Some of the species, known on our coasts as "barn-door skates," reach a length of four or five feet. Among these are Raja lævis and Raja ocellata on our Atlantic coast, Raja binoculata in California, and Raja tengu in Japan. The small tobacco-box skate, brown with black spots, abundant on the New England coast, is Raja erinacea. The corresponding species in California is Raja inornata, and in Japan Raja kenojei. Numerous other species, Raja batis, clavata, circularis, fullonica, etc., occur on the coasts of Europe. Some species are variegated in color, with eye-like spots or jet-black marblings. Still others, living in deep waters, are jet-black with the body very soft and limp. For these Garman has proposed the generic name Malacorhinus, a name which may come into general use when the species are better known. In the deep seas rays are found even under the equator. In the south-temperate zone the species are mostly generically distinct, Psammobatis being a typical form, differing from Raja. Discobatus sinensis, common in China and Japan, is a shagreen-covered form, looking like a Rhinobatus. It is, however, a true ray, laying its eggs in egg-cases, and with the pectorals extending on the snout. Fossil Rajidæ, known by the teeth and bony tubercles, are found from the Cretaceous onward. They belong to Raja and to the extinct genera Dynatobatis, Oncobatis, and Acanthobatis. The genus Arthropterus (rileyi) from the Lias, known from a large pectoral fin, with distinct cylindrical-jointed rays, may have been one of the Rajidæ, or perhaps the type of a distinct family, Arthropteridæ.
Fig. 345.—Numbfish, Narcine brasiliensis Henle, showing electric cells. Pensacola, Fla.
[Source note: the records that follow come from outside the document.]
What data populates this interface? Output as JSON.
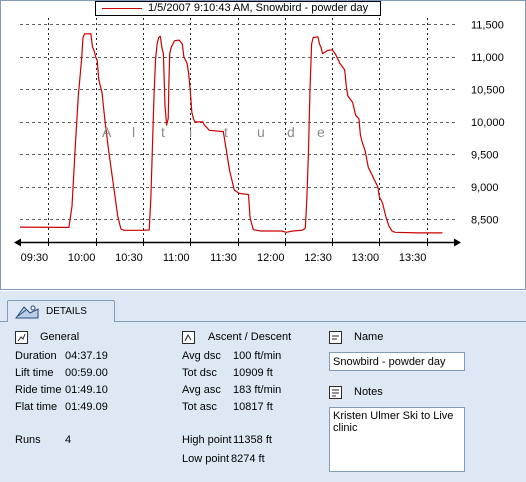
{
  "chart": {
    "legend_label": "1/5/2007 9:10:43 AM, Snowbird - powder day",
    "watermark": [
      "A",
      "l",
      "t",
      "i",
      "t",
      "u",
      "d",
      "e"
    ],
    "series_color": "#cc0000"
  },
  "chart_data": {
    "type": "line",
    "title": "",
    "ylabel": "Altitude",
    "xlabel": "",
    "x_tick_labels": [
      "09:30",
      "10:00",
      "10:30",
      "11:00",
      "11:30",
      "12:00",
      "12:30",
      "13:00",
      "13:30"
    ],
    "x_ticks_min": [
      570,
      600,
      630,
      660,
      690,
      720,
      750,
      780,
      810
    ],
    "y_tick_labels": [
      "8,500",
      "9,000",
      "9,500",
      "10,000",
      "10,500",
      "11,000",
      "11,500"
    ],
    "y_ticks": [
      8500,
      9000,
      9500,
      10000,
      10500,
      11000,
      11500
    ],
    "ylim": [
      8150,
      11600
    ],
    "xlim_min": [
      552,
      828
    ],
    "grid": true,
    "legend_position": "top",
    "series": [
      {
        "name": "1/5/2007 9:10:43 AM, Snowbird - powder day",
        "points_min": [
          [
            552,
            8380
          ],
          [
            576,
            8375
          ],
          [
            583,
            8375
          ],
          [
            585,
            8700
          ],
          [
            587,
            9600
          ],
          [
            589,
            10400
          ],
          [
            591,
            10950
          ],
          [
            592,
            11300
          ],
          [
            593,
            11355
          ],
          [
            597,
            11358
          ],
          [
            598,
            11150
          ],
          [
            599,
            11100
          ],
          [
            600,
            11000
          ],
          [
            601,
            10950
          ],
          [
            602,
            10650
          ],
          [
            604,
            10450
          ],
          [
            606,
            10000
          ],
          [
            608,
            9600
          ],
          [
            610,
            9250
          ],
          [
            612,
            8900
          ],
          [
            614,
            8550
          ],
          [
            616,
            8350
          ],
          [
            618,
            8330
          ],
          [
            630,
            8330
          ],
          [
            634,
            8335
          ],
          [
            635,
            8800
          ],
          [
            636,
            9600
          ],
          [
            637,
            10400
          ],
          [
            638,
            10950
          ],
          [
            639,
            11200
          ],
          [
            640,
            11300
          ],
          [
            641,
            11320
          ],
          [
            642,
            11150
          ],
          [
            643,
            11050
          ],
          [
            644,
            10250
          ],
          [
            645,
            9950
          ],
          [
            646,
            10050
          ],
          [
            646.5,
            10600
          ],
          [
            647,
            11050
          ],
          [
            648,
            11150
          ],
          [
            649,
            11200
          ],
          [
            650,
            11250
          ],
          [
            653,
            11260
          ],
          [
            655,
            11200
          ],
          [
            656,
            11000
          ],
          [
            658,
            10900
          ],
          [
            659,
            10750
          ],
          [
            660,
            10500
          ],
          [
            661,
            10150
          ],
          [
            662,
            10050
          ],
          [
            663,
            10000
          ],
          [
            668,
            10000
          ],
          [
            669,
            9950
          ],
          [
            671,
            9900
          ],
          [
            672,
            9870
          ],
          [
            681,
            9850
          ],
          [
            683,
            9550
          ],
          [
            685,
            9250
          ],
          [
            688,
            8950
          ],
          [
            691,
            8900
          ],
          [
            697,
            8880
          ],
          [
            698,
            8520
          ],
          [
            700,
            8340
          ],
          [
            705,
            8320
          ],
          [
            718,
            8320
          ],
          [
            721,
            8300
          ],
          [
            725,
            8320
          ],
          [
            731,
            8330
          ],
          [
            733,
            8360
          ],
          [
            734,
            8800
          ],
          [
            735,
            9500
          ],
          [
            736,
            10500
          ],
          [
            737,
            11200
          ],
          [
            738,
            11300
          ],
          [
            741,
            11310
          ],
          [
            742,
            11200
          ],
          [
            743,
            11150
          ],
          [
            744,
            11050
          ],
          [
            747,
            11100
          ],
          [
            750,
            11110
          ],
          [
            752,
            11050
          ],
          [
            754,
            10950
          ],
          [
            755,
            10900
          ],
          [
            758,
            10800
          ],
          [
            759,
            10550
          ],
          [
            760,
            10400
          ],
          [
            763,
            10300
          ],
          [
            765,
            10100
          ],
          [
            767,
            10050
          ],
          [
            768,
            9800
          ],
          [
            769,
            9700
          ],
          [
            771,
            9550
          ],
          [
            773,
            9300
          ],
          [
            775,
            9200
          ],
          [
            777,
            9100
          ],
          [
            779,
            9000
          ],
          [
            780,
            8850
          ],
          [
            782,
            8750
          ],
          [
            784,
            8550
          ],
          [
            786,
            8400
          ],
          [
            788,
            8320
          ],
          [
            790,
            8300
          ],
          [
            805,
            8290
          ],
          [
            820,
            8290
          ]
        ]
      }
    ]
  },
  "details": {
    "tab_label": "DETAILS",
    "general": {
      "title": "General",
      "rows": [
        {
          "label": "Duration",
          "value": "04:37.19"
        },
        {
          "label": "Lift time",
          "value": "00:59.00"
        },
        {
          "label": "Ride time",
          "value": "01:49.10"
        },
        {
          "label": "Flat time",
          "value": "01:49.09"
        }
      ],
      "runs_label": "Runs",
      "runs_value": "4"
    },
    "ascent": {
      "title": "Ascent / Descent",
      "rows": [
        {
          "label": "Avg dsc",
          "value": "100 ft/min"
        },
        {
          "label": "Tot dsc",
          "value": "10909 ft"
        },
        {
          "label": "Avg asc",
          "value": "183 ft/min"
        },
        {
          "label": "Tot asc",
          "value": "10817 ft"
        }
      ],
      "high_label": "High point",
      "high_value": "11358 ft",
      "low_label": "Low point",
      "low_value": "8274 ft"
    },
    "name": {
      "title": "Name",
      "value": "Snowbird - powder day"
    },
    "notes": {
      "title": "Notes",
      "value": "Kristen Ulmer Ski to Live clinic"
    }
  }
}
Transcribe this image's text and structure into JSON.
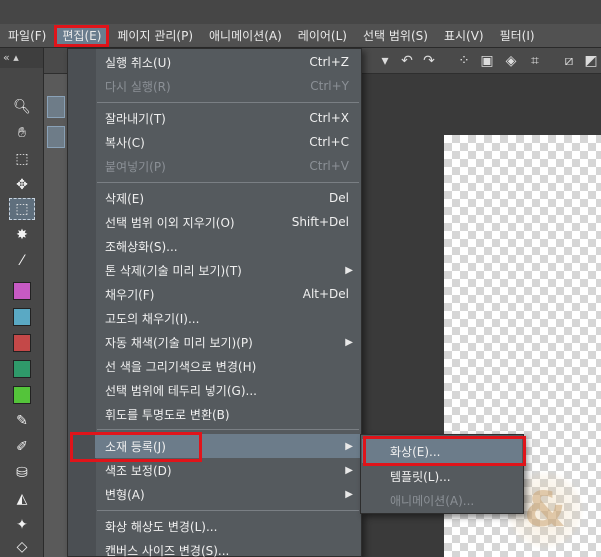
{
  "menubar": {
    "items": [
      {
        "label": "파일(F)"
      },
      {
        "label": "편집(E)"
      },
      {
        "label": "페이지 관리(P)"
      },
      {
        "label": "애니메이션(A)"
      },
      {
        "label": "레이어(L)"
      },
      {
        "label": "선택 범위(S)"
      },
      {
        "label": "표시(V)"
      },
      {
        "label": "필터(I)"
      }
    ],
    "active_index": 1
  },
  "edit_menu": {
    "items": [
      {
        "label": "실행 취소(U)",
        "shortcut": "Ctrl+Z",
        "enabled": true
      },
      {
        "label": "다시 실행(R)",
        "shortcut": "Ctrl+Y",
        "enabled": false
      },
      {
        "label": "잘라내기(T)",
        "shortcut": "Ctrl+X",
        "enabled": true
      },
      {
        "label": "복사(C)",
        "shortcut": "Ctrl+C",
        "enabled": true
      },
      {
        "label": "붙여넣기(P)",
        "shortcut": "Ctrl+V",
        "enabled": false
      },
      {
        "label": "삭제(E)",
        "shortcut": "Del",
        "enabled": true
      },
      {
        "label": "선택 범위 이외 지우기(O)",
        "shortcut": "Shift+Del",
        "enabled": true
      },
      {
        "label": "조해상화(S)...",
        "shortcut": "",
        "enabled": true
      },
      {
        "label": "톤 삭제(기술 미리 보기)(T)",
        "shortcut": "",
        "enabled": true,
        "submenu": true
      },
      {
        "label": "채우기(F)",
        "shortcut": "Alt+Del",
        "enabled": true
      },
      {
        "label": "고도의 채우기(I)...",
        "shortcut": "",
        "enabled": true
      },
      {
        "label": "자동 채색(기술 미리 보기)(P)",
        "shortcut": "",
        "enabled": true,
        "submenu": true
      },
      {
        "label": "선 색을 그리기색으로 변경(H)",
        "shortcut": "",
        "enabled": true
      },
      {
        "label": "선택 범위에 테두리 넣기(G)...",
        "shortcut": "",
        "enabled": true
      },
      {
        "label": "휘도를 투명도로 변환(B)",
        "shortcut": "",
        "enabled": true
      },
      {
        "label": "소재 등록(J)",
        "shortcut": "",
        "enabled": true,
        "submenu": true,
        "highlighted": true
      },
      {
        "label": "색조 보정(D)",
        "shortcut": "",
        "enabled": true,
        "submenu": true
      },
      {
        "label": "변형(A)",
        "shortcut": "",
        "enabled": true,
        "submenu": true
      },
      {
        "label": "화상 해상도 변경(L)...",
        "shortcut": "",
        "enabled": true
      },
      {
        "label": "캔버스 사이즈 변경(S)...",
        "shortcut": "",
        "enabled": true
      }
    ]
  },
  "submenu": {
    "items": [
      {
        "label": "화상(E)...",
        "enabled": true,
        "highlighted": true
      },
      {
        "label": "템플릿(L)...",
        "enabled": true
      },
      {
        "label": "애니메이션(A)...",
        "enabled": false
      }
    ]
  },
  "colors": {
    "menu_bg": "#555a5e",
    "highlight": "#6c7c8a",
    "annotation_red": "#e0141a",
    "disabled_text": "#8b9096"
  }
}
Narcobatidæ, or Torpedoes.—The torpedoes, or electric rays (Narcobatidæ), are characterized by the soft, perfectly smooth skin, by the stout tail with rayed fins, and by the ovoviviparous habit, the eggs being hatched internally. In all the species is developed an elaborate electric organ, muscular in its origin and composed of many hexagonal cells, each filled with soft fluid. These cells are arranged under the skin about the back of the head and at the base of the pectoral fin, and are capable of benumbing an enemy by means of a severe electric shock. The exercise of this power soon exhausts the animal, and a certain amount of rest is essential to recovery.
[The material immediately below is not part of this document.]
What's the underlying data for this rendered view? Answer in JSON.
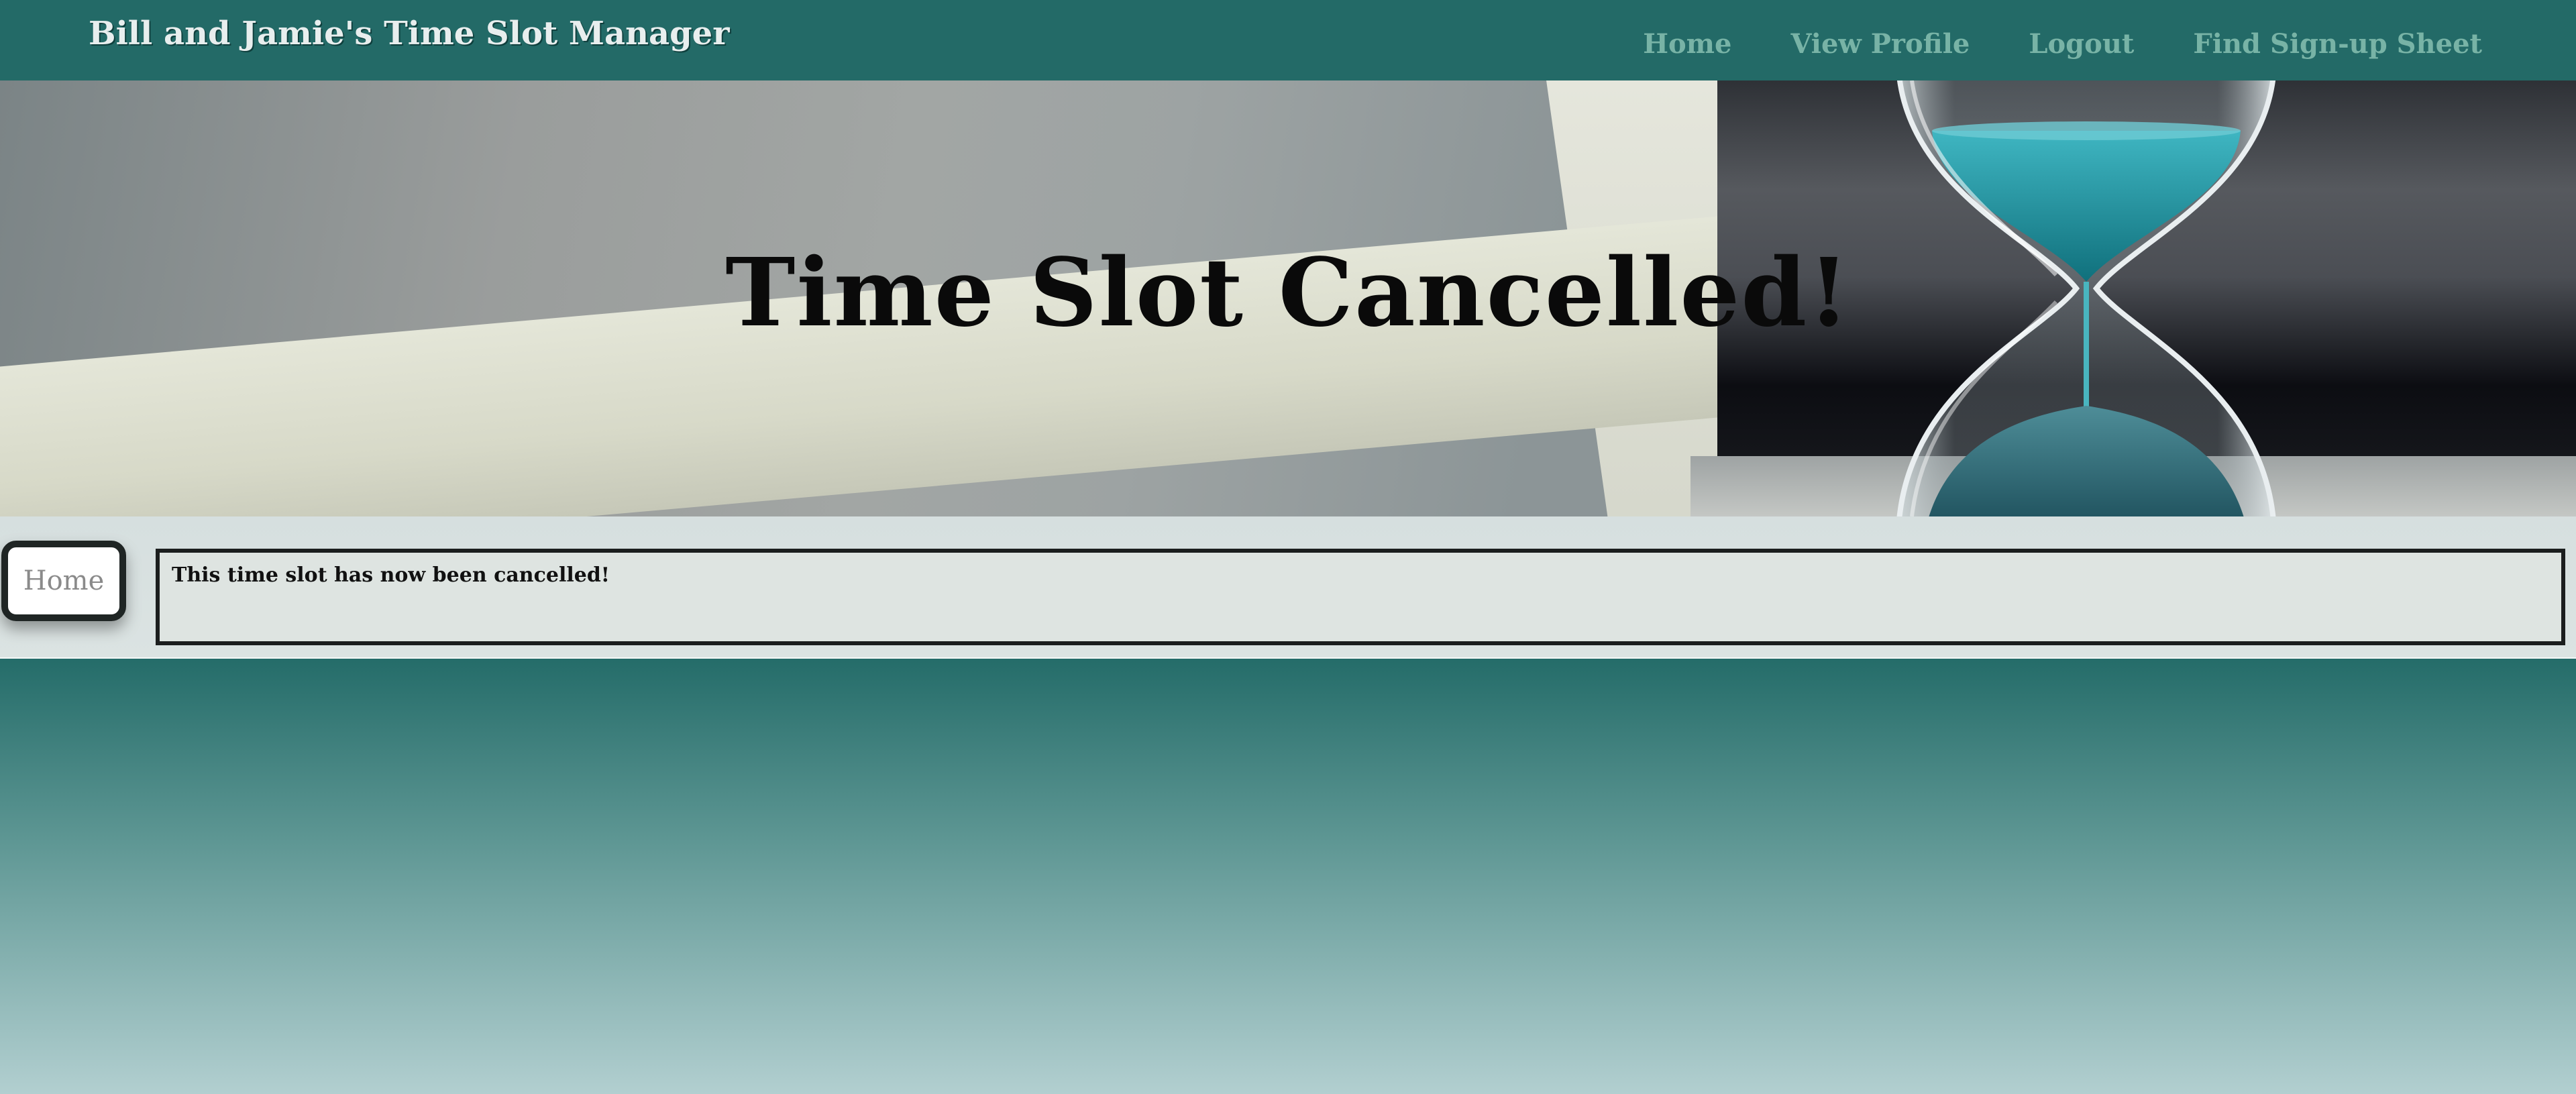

The torpedoes, also known as crampfishes or numbfishes, are peculiarly soft to the touch and rather limp, the substance consisting largely of watery or fatty tissues. They are found in all warm seas. They are not often abundant, and as food they have not much value.
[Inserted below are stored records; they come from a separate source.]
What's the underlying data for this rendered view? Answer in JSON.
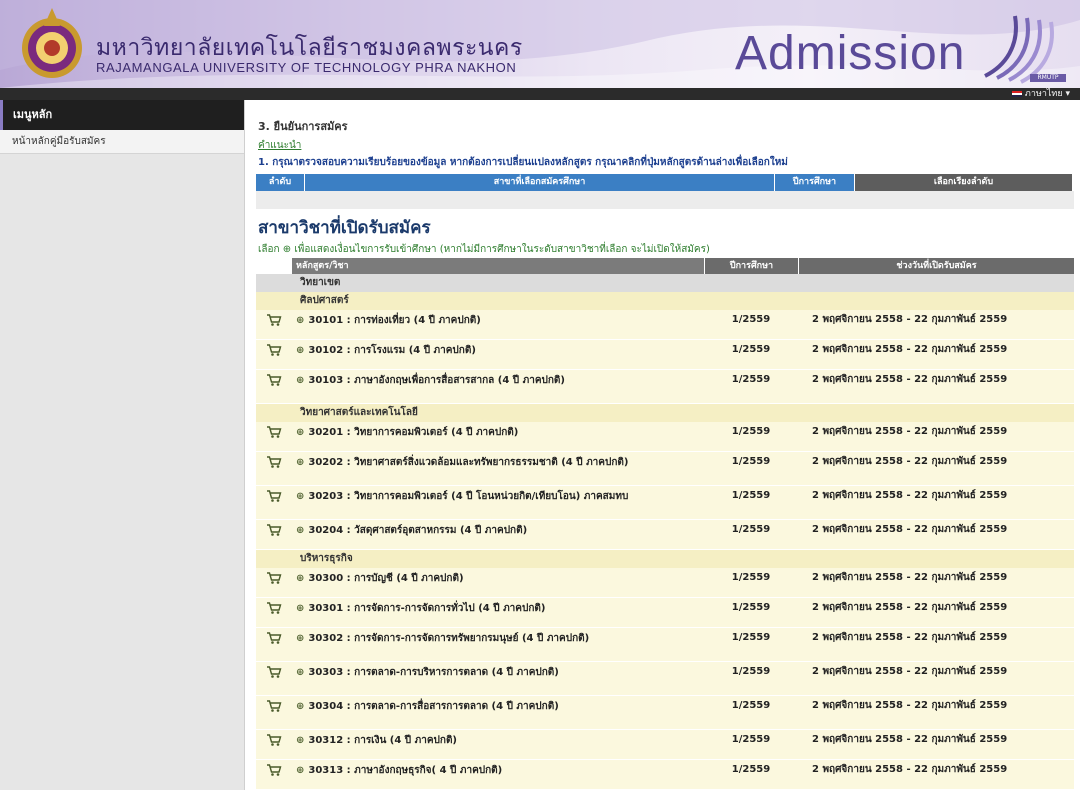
{
  "header": {
    "university_th": "มหาวิทยาลัยเทคโนโลยีราชมงคลพระนคร",
    "university_en": "RAJAMANGALA UNIVERSITY OF TECHNOLOGY PHRA NAKHON",
    "admission": "Admission",
    "logo_tag": "RMUTP",
    "language": "ภาษาไทย ▾"
  },
  "sidebar": {
    "title": "เมนูหลัก",
    "items": [
      {
        "label": "หน้าหลักคู่มือรับสมัคร",
        "icon": "document-icon"
      }
    ]
  },
  "main": {
    "step_title": "3. ยืนยันการสมัคร",
    "conditions_link": "คำแนะนำ",
    "instructions": "1. กรุณาตรวจสอบความเรียบร้อยของข้อมูล หากต้องการเปลี่ยนแปลงหลักสูตร กรุณาคลิกที่ปุ่มหลักสูตรด้านล่างเพื่อเลือกใหม่",
    "selected_header": {
      "col_no": "ลำดับ",
      "col_program": "สาขาที่เลือกสมัครศึกษา",
      "col_term": "ปีการศึกษา",
      "col_action": "เลือกเรียงลำดับ"
    },
    "section_title": "สาขาวิชาที่เปิดรับสมัคร",
    "legend": "เลือก ⊕ เพื่อแสดงเงื่อนไขการรับเข้าศึกษา (หากไม่มีการศึกษาในระดับสาขาวิชาที่เลือก จะไม่เปิดให้สมัคร)",
    "table_header": {
      "program": "หลักสูตร/วิชา",
      "term": "ปีการศึกษา",
      "period": "ช่วงวันที่เปิดรับสมัคร"
    },
    "campus": "วิทยาเขต",
    "groups": [
      {
        "faculty": "ศิลปศาสตร์",
        "rows": [
          {
            "name": "30101 : การท่องเที่ยว (4 ปี ภาคปกติ)",
            "term": "1/2559",
            "period": "2 พฤศจิกายน 2558 - 22 กุมภาพันธ์ 2559"
          },
          {
            "name": "30102 : การโรงแรม (4 ปี ภาคปกติ)",
            "term": "1/2559",
            "period": "2 พฤศจิกายน 2558 - 22 กุมภาพันธ์ 2559"
          },
          {
            "name": "30103 : ภาษาอังกฤษเพื่อการสื่อสารสากล (4 ปี ภาคปกติ)",
            "term": "1/2559",
            "period": "2 พฤศจิกายน 2558 - 22 กุมภาพันธ์ 2559"
          }
        ]
      },
      {
        "faculty": "วิทยาศาสตร์และเทคโนโลยี",
        "rows": [
          {
            "name": "30201 : วิทยาการคอมพิวเตอร์ (4 ปี ภาคปกติ)",
            "term": "1/2559",
            "period": "2 พฤศจิกายน 2558 - 22 กุมภาพันธ์ 2559"
          },
          {
            "name": "30202 : วิทยาศาสตร์สิ่งแวดล้อมและทรัพยากรธรรมชาติ (4 ปี ภาคปกติ)",
            "term": "1/2559",
            "period": "2 พฤศจิกายน 2558 - 22 กุมภาพันธ์ 2559"
          },
          {
            "name": "30203 : วิทยาการคอมพิวเตอร์ (4 ปี โอนหน่วยกิต/เทียบโอน) ภาคสมทบ",
            "term": "1/2559",
            "period": "2 พฤศจิกายน 2558 - 22 กุมภาพันธ์ 2559"
          },
          {
            "name": "30204 : วัสดุศาสตร์อุตสาหกรรม (4 ปี ภาคปกติ)",
            "term": "1/2559",
            "period": "2 พฤศจิกายน 2558 - 22 กุมภาพันธ์ 2559"
          }
        ]
      },
      {
        "faculty": "บริหารธุรกิจ",
        "rows": [
          {
            "name": "30300 : การบัญชี (4 ปี ภาคปกติ)",
            "term": "1/2559",
            "period": "2 พฤศจิกายน 2558 - 22 กุมภาพันธ์ 2559"
          },
          {
            "name": "30301 : การจัดการ-การจัดการทั่วไป (4 ปี ภาคปกติ)",
            "term": "1/2559",
            "period": "2 พฤศจิกายน 2558 - 22 กุมภาพันธ์ 2559"
          },
          {
            "name": "30302 : การจัดการ-การจัดการทรัพยากรมนุษย์ (4 ปี ภาคปกติ)",
            "term": "1/2559",
            "period": "2 พฤศจิกายน 2558 - 22 กุมภาพันธ์ 2559"
          },
          {
            "name": "30303 : การตลาด-การบริหารการตลาด (4 ปี ภาคปกติ)",
            "term": "1/2559",
            "period": "2 พฤศจิกายน 2558 - 22 กุมภาพันธ์ 2559"
          },
          {
            "name": "30304 : การตลาด-การสื่อสารการตลาด (4 ปี ภาคปกติ)",
            "term": "1/2559",
            "period": "2 พฤศจิกายน 2558 - 22 กุมภาพันธ์ 2559"
          },
          {
            "name": "30312 : การเงิน (4 ปี ภาคปกติ)",
            "term": "1/2559",
            "period": "2 พฤศจิกายน 2558 - 22 กุมภาพันธ์ 2559"
          },
          {
            "name": "30313 : ภาษาอังกฤษธุรกิจ( 4 ปี ภาคปกติ)",
            "term": "1/2559",
            "period": "2 พฤศจิกายน 2558 - 22 กุมภาพันธ์ 2559"
          }
        ]
      }
    ]
  },
  "colors": {
    "header_accent": "#5a4a98",
    "table_header": "#6b6b6b",
    "row_bg": "#fbf8de",
    "faculty_bg": "#f5efc4",
    "select_bar": "#3b7fc4"
  },
  "icons": {
    "row_action": "cart-icon",
    "expand": "plus-circle-icon",
    "seal": "university-seal-icon"
  }
}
Perhaps the largest species is Tetronarce occidentalis, the crampfish of our Atlantic coast, black in color, and said sometimes to weigh 200 pounds. In California Tetronarce californica reaches a length of three feet and is very rarely taken, in warm sandy bays. Tetronarce nobiliana in Europe is much like these two American species. In the European species, Narcobatus torpedo, the spiracles are fringed and the animal is of smaller size. To Narcine belong the smaller numbfish, or "entemedor," of tropical America. These have the spiracles close behind the eyes, not at a distance as in Narcobatus and Tetronarce. Narcine brasiliensis is found throughout the West Indies, and Narcine entemedor in the Gulf of California. Astrape, a genus with but one dorsal fin, is common in southern Japan. Fossil Narcobatus and Astrape occur in the Eocene, one specimen of the former nearly five feet long. Vertebræ of Astrape occur in Prussia in the amber-beds.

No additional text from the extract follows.